4. In Paragraph 1, The above clinical information includes at least one of the subject's gender, age at the time the patient started the first-line treatment regimen, stage of colorectal cancer at diagnosis, and whether combination therapy was used during the first-line treatment, and A system for predicting the prognosis of a primary treatment regimen for colorectal cancer patients, wherein the above genetic information is used as source data to derive genomic features from at least one of genetic variation, hotspot mutation, microsatellite instability, and tumor mutation burden based on the subject's tumor genome data.
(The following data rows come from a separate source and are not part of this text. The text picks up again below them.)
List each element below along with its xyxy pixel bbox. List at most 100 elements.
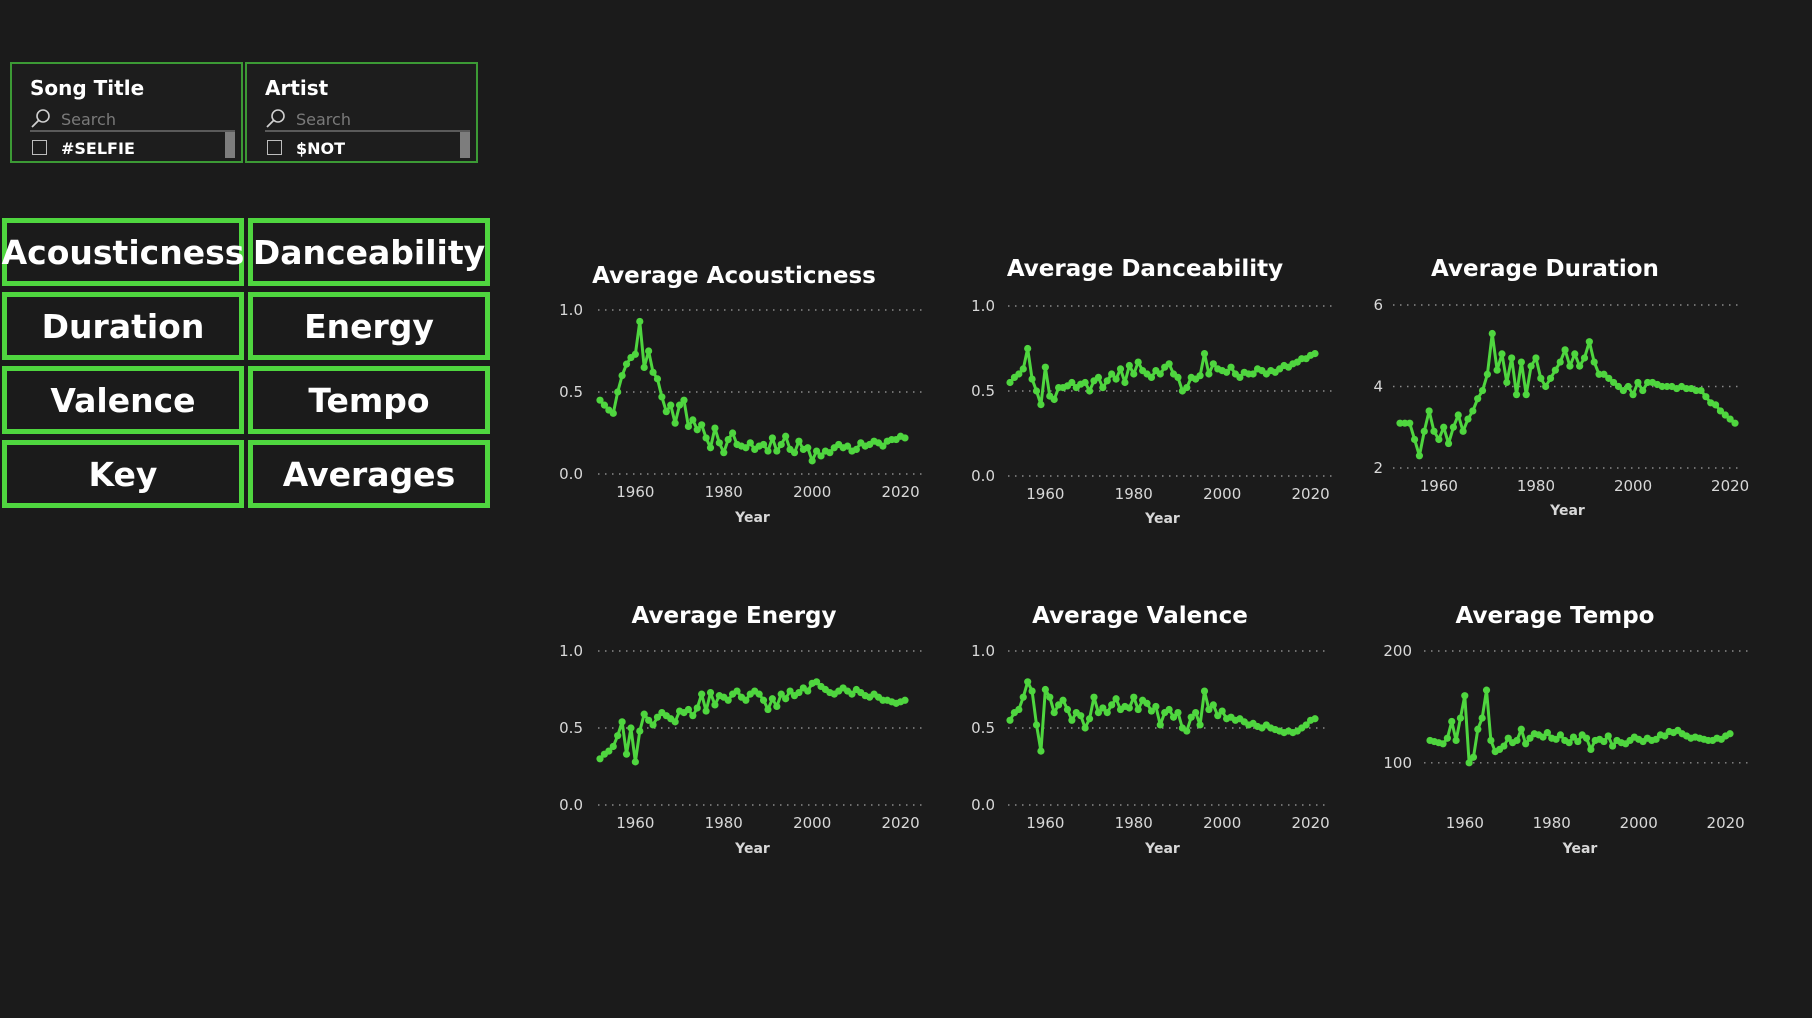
x-tick-label: 1980 xyxy=(1517,477,1555,495)
search-placeholder: Search xyxy=(296,110,351,129)
data-point xyxy=(1443,734,1451,742)
data-point xyxy=(1024,344,1032,353)
y-tick-label: 0.5 xyxy=(559,383,583,401)
data-point xyxy=(1509,739,1517,747)
data-point xyxy=(1108,701,1116,709)
search-input[interactable]: Search xyxy=(30,108,235,132)
data-point xyxy=(1010,709,1019,717)
data-point xyxy=(812,678,821,686)
y-tick-label: 0.0 xyxy=(971,467,995,485)
data-point xyxy=(1488,329,1496,338)
data-point xyxy=(1156,721,1164,729)
data-point xyxy=(1311,715,1319,723)
data-point xyxy=(1512,391,1521,399)
data-point xyxy=(1249,719,1257,727)
series-line xyxy=(598,319,906,463)
data-point xyxy=(640,710,648,718)
data-point xyxy=(1139,367,1147,375)
chart-title: Average Duration xyxy=(1431,256,1659,282)
data-point xyxy=(1474,395,1482,403)
data-point xyxy=(636,727,644,735)
data-point xyxy=(605,747,613,755)
averages-button[interactable]: Averages xyxy=(248,440,490,508)
x-axis-title: Year xyxy=(734,841,770,857)
data-point xyxy=(1648,378,1657,387)
data-point xyxy=(1280,729,1288,737)
data-point xyxy=(1465,759,1473,767)
list-item[interactable]: $NOT xyxy=(265,132,470,158)
data-point xyxy=(786,687,794,695)
data-point xyxy=(1227,363,1235,371)
data-point xyxy=(1121,378,1129,387)
data-point xyxy=(896,698,905,706)
data-point xyxy=(1513,736,1521,745)
series-line xyxy=(1008,680,1316,753)
data-point xyxy=(1183,727,1191,735)
data-point xyxy=(1262,370,1270,378)
data-point xyxy=(1072,384,1080,392)
data-point xyxy=(857,688,865,697)
data-point xyxy=(755,690,763,698)
data-point xyxy=(1687,734,1695,742)
checkbox[interactable] xyxy=(267,140,282,155)
data-point xyxy=(711,701,719,709)
data-point xyxy=(1258,724,1266,732)
data-point xyxy=(1094,373,1103,381)
data-point xyxy=(1448,717,1456,726)
data-point xyxy=(653,375,662,383)
chart-title: Average Valence xyxy=(1032,603,1248,629)
data-point xyxy=(1495,745,1504,754)
data-point xyxy=(1444,439,1453,448)
data-point xyxy=(1006,716,1014,724)
key-button[interactable]: Key xyxy=(2,440,244,508)
data-point xyxy=(1552,735,1560,743)
search-input[interactable]: Search xyxy=(265,108,470,132)
data-point xyxy=(1187,713,1195,721)
x-tick-label: 2000 xyxy=(1203,814,1241,832)
data-point xyxy=(1653,380,1661,389)
list-item[interactable]: #SELFIE xyxy=(30,132,235,158)
data-point xyxy=(1147,373,1156,381)
data-point xyxy=(830,690,838,698)
data-point xyxy=(675,401,684,409)
energy-button[interactable]: Energy xyxy=(248,292,490,360)
data-point xyxy=(720,449,728,457)
acousticness-button[interactable]: Acousticness xyxy=(2,218,244,286)
valence-button[interactable]: Valence xyxy=(2,366,244,434)
data-point xyxy=(1622,740,1630,748)
data-point xyxy=(1298,724,1306,732)
data-point xyxy=(653,713,662,721)
scrollbar[interactable] xyxy=(225,132,235,158)
y-tick-label: 200 xyxy=(1383,642,1412,660)
data-point xyxy=(1704,736,1712,745)
data-point xyxy=(901,434,909,442)
data-point xyxy=(1143,699,1151,707)
data-point xyxy=(662,712,670,720)
tempo-button[interactable]: Tempo xyxy=(248,366,490,434)
data-point xyxy=(1094,709,1103,717)
data-point xyxy=(622,750,631,758)
data-point xyxy=(1028,687,1036,695)
duration-button[interactable]: Duration xyxy=(2,292,244,360)
data-point xyxy=(720,693,728,701)
data-point xyxy=(742,696,750,704)
data-point xyxy=(667,401,675,409)
data-point xyxy=(866,440,874,449)
data-point xyxy=(1561,346,1569,354)
data-point xyxy=(839,684,847,692)
checkbox[interactable] xyxy=(32,140,47,155)
data-point xyxy=(698,690,706,698)
data-point xyxy=(671,419,679,427)
data-point xyxy=(1214,365,1222,373)
data-point xyxy=(1542,382,1550,391)
data-point xyxy=(1561,736,1569,745)
danceability-button[interactable]: Danceability xyxy=(248,218,490,286)
data-point xyxy=(764,447,772,455)
data-point xyxy=(1629,391,1637,399)
data-point xyxy=(1469,753,1478,761)
data-point xyxy=(618,718,626,726)
data-point xyxy=(1565,739,1573,747)
data-point xyxy=(1063,382,1072,390)
scrollbar[interactable] xyxy=(460,132,470,158)
data-point xyxy=(1253,722,1262,731)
5. In Paragraph 1, The above-described genomic feature vector is a system for predicting the prognosis of a primary treatment regimen for colorectal cancer patients that reflects the degree of chromosomal instability by analyzing the presence of mutations in gene groups belonging to the respective pathways, mutation frequency, and overall mutation distribution patterns based on multiple molecular pathways including mismatch repair (MMR), homologous recombination (HR), and DNA damage repair (DDR).

6. In Paragraph 1, A prognosis prediction system for primary treatment regimens for colorectal cancer patients, further comprising a learning unit for training a prognosis prediction model to predict the prognosis of patients based on clinical information, genetic information, and genomic feature vectors of multiple patients of a pre-set cohort condition.